Since wine is basically grape juice fermented with yeast (which you can see growing “wild” as the white bloom on your home-grown garden plums and grapes if you have them) you may be wondering how wine can be anything but vegan-friendly. So where do the animal derivatives come in?
It’s all down to something called finings. Finings are substances added to the finished fermented grape juice to help clear what at this stage is rather a cloudy liquid with suspended particles of old yeast and some grape particles. Adding finings turns this unattractive murky liquid into a clear and “bright” wine (that’s a winemakers term for a wine’s pretty colour that looks good when you hold your glass up to the light of a sunlit window).
There is one more step. After adding the finings the resulting dregs of solid matter are separated from the clear wine so in fact no finings actually end up in the bottled wine. But their very use may cause you ethical problems if you are a vegan who wish to see no animal exploited for its body or the products it makes.
So finings made from milk (known as casein), egg whites, fish bladders (islinglass), gelatin (much is made from pig skins), Chitosan (a trade name for a fining derived from lobster and crab shell) are out.
There are finings that can be “Vegan-friendly or Vegan Approved” (various symbols are used on the back label on the wine bottle to show this), these include: bentonite (clay earth), charcoal, crushed quartz rock, silica, moss, seaweed and plant proteins derived from potatoes, cereals and even grape pips.
Home-brewers of beer or fruit wines could also use a common weed from the back garden. Ale hoof, also known as ground ivy, is one of the mint family that is low growing with green leaves and pretty purple flowers. Home brewers since Saxon times have been adding it to their drinks to add flavour and help clear it.
If you can’t see any vegan symbol or vegan wording on the wine label then you must assume it has been made with animal-derived finings. To be doubly sure you could purchase the Co-op’s own-label wines here in the UK. All of their own-label wines have a list of ingredients on the back label and so if it’s been made with something not suitable for vegetarians or vegans then they say so.
Of course there’s nothing stopping non-vegans enjoying these vegan wines too. They all taste just as great.
PG Wine Reviews
Vale des Pombes Vinho Verde 2018, Portugal
A lightly fizzy wine that tastes of apple and almond. Low in alcohol too.

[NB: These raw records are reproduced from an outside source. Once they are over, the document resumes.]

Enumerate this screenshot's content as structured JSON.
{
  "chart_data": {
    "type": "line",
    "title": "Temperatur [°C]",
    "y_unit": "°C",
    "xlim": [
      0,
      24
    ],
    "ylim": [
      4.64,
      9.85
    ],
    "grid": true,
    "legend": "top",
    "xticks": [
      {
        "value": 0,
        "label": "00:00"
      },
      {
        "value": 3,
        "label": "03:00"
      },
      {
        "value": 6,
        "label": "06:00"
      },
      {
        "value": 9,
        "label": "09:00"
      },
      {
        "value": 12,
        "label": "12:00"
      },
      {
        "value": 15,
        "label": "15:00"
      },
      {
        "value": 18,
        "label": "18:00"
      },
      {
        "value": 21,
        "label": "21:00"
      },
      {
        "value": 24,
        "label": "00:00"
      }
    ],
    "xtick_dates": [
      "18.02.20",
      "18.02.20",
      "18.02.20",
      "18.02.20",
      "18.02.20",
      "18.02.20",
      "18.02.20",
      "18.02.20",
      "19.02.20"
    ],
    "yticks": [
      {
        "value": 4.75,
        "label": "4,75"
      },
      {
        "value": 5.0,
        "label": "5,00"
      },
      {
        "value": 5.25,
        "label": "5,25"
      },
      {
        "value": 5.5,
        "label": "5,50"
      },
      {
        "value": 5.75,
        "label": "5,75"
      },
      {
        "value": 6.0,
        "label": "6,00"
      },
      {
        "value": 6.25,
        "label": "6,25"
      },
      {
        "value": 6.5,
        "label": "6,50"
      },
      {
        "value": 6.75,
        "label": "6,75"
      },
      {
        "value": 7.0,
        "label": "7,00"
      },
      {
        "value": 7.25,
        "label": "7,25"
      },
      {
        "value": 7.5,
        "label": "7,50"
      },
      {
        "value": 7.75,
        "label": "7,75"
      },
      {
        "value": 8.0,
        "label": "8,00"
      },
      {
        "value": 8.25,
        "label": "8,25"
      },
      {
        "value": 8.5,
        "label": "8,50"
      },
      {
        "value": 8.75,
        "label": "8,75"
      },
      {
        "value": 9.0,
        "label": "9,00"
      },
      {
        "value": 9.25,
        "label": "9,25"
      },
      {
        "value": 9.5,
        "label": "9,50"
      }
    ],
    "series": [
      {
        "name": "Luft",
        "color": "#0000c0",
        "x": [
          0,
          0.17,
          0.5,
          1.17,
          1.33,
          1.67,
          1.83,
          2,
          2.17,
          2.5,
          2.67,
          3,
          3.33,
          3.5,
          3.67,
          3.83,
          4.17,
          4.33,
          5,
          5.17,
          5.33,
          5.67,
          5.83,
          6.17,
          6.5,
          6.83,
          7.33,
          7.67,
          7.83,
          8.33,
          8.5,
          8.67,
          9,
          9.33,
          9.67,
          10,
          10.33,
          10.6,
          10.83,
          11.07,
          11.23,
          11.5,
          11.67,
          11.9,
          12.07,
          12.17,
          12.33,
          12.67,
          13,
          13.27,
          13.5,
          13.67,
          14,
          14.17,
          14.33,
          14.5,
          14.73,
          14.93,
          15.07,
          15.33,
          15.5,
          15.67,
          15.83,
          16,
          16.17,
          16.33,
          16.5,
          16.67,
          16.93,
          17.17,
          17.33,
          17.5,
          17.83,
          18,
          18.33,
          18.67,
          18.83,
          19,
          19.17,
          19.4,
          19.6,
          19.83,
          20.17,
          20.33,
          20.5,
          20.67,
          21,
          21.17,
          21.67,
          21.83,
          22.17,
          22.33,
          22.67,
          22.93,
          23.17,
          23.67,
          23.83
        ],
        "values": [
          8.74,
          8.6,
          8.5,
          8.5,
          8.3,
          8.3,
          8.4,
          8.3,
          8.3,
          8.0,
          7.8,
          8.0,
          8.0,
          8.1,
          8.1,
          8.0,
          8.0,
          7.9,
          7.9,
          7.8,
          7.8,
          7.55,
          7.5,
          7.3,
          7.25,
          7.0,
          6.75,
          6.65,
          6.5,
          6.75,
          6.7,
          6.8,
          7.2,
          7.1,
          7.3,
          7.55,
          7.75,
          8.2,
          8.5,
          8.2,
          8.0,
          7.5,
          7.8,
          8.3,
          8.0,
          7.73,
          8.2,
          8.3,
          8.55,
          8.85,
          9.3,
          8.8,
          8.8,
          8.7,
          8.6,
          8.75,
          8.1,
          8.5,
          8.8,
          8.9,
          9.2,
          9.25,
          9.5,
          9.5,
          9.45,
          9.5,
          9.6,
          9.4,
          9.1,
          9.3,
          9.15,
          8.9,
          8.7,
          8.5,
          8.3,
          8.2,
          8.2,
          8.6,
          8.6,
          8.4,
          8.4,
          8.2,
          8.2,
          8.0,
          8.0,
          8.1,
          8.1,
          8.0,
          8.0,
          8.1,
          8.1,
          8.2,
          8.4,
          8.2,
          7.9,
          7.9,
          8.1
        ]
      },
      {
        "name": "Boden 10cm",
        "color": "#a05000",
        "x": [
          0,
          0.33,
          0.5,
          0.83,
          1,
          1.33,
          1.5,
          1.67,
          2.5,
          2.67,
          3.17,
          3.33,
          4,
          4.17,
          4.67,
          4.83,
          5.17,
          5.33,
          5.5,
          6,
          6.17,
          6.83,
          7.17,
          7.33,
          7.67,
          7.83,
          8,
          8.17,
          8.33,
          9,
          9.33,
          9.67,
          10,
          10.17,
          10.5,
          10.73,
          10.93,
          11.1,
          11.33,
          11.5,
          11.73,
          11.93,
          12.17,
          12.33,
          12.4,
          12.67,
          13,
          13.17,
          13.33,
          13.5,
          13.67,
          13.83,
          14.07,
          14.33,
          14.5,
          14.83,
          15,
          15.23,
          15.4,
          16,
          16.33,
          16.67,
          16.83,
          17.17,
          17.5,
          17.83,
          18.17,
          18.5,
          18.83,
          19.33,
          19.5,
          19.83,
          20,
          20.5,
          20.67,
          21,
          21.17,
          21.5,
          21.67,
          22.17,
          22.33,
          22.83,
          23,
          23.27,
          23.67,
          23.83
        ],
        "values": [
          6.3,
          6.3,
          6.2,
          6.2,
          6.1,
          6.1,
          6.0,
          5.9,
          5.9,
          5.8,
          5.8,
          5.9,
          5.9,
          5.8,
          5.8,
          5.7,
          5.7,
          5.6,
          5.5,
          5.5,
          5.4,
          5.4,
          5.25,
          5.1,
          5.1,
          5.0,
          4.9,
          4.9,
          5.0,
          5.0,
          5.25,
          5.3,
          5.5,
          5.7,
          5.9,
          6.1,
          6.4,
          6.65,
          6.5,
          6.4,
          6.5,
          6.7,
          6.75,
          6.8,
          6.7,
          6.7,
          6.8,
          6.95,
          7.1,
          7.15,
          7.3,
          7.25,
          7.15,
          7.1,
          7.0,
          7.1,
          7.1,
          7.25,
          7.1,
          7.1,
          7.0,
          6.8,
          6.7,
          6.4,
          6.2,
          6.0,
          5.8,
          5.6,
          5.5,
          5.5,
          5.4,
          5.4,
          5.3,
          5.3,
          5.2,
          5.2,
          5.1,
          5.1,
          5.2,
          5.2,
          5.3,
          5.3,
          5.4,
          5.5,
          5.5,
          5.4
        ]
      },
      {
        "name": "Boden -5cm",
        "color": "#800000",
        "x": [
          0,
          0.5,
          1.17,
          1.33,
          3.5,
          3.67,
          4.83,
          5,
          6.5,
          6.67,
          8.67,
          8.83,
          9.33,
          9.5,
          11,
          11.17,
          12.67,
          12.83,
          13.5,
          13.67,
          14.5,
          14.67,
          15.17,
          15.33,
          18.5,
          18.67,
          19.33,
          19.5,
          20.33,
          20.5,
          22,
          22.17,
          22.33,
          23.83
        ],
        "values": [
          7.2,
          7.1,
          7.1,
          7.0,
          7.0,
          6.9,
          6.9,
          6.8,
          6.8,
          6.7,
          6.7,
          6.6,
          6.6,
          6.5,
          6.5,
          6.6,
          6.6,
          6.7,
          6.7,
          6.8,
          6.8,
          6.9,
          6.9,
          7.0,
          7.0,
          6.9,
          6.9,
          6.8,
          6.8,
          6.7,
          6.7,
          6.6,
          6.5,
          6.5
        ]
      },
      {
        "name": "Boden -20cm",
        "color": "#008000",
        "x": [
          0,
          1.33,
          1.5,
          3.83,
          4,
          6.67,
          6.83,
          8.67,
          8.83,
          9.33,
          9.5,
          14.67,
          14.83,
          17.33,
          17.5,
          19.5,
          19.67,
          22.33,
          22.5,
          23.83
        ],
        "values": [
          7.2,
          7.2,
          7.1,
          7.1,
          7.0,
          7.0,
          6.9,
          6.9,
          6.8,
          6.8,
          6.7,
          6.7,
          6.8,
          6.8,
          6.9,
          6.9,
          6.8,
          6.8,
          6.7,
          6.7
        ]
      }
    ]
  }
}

SPAR Languedoc Blanc 2017, France
Flavours of toasted apricot and buttery pear.
Casillero del Diablo Reserva Cabernet Sauvignon 2017, Chile
Fresh fruit flavours of blackcurrant and chocolate.
Davida, Spain, red Garnacha
Complex layers of fruit flavours. Tart damson and dried cranberry along with some creamy plum and wood notes. There’s a lot going on.
Aludo Chardonnay 2018, Portugal
Tinned pear and mango. Not your usual Chardonnay flavours.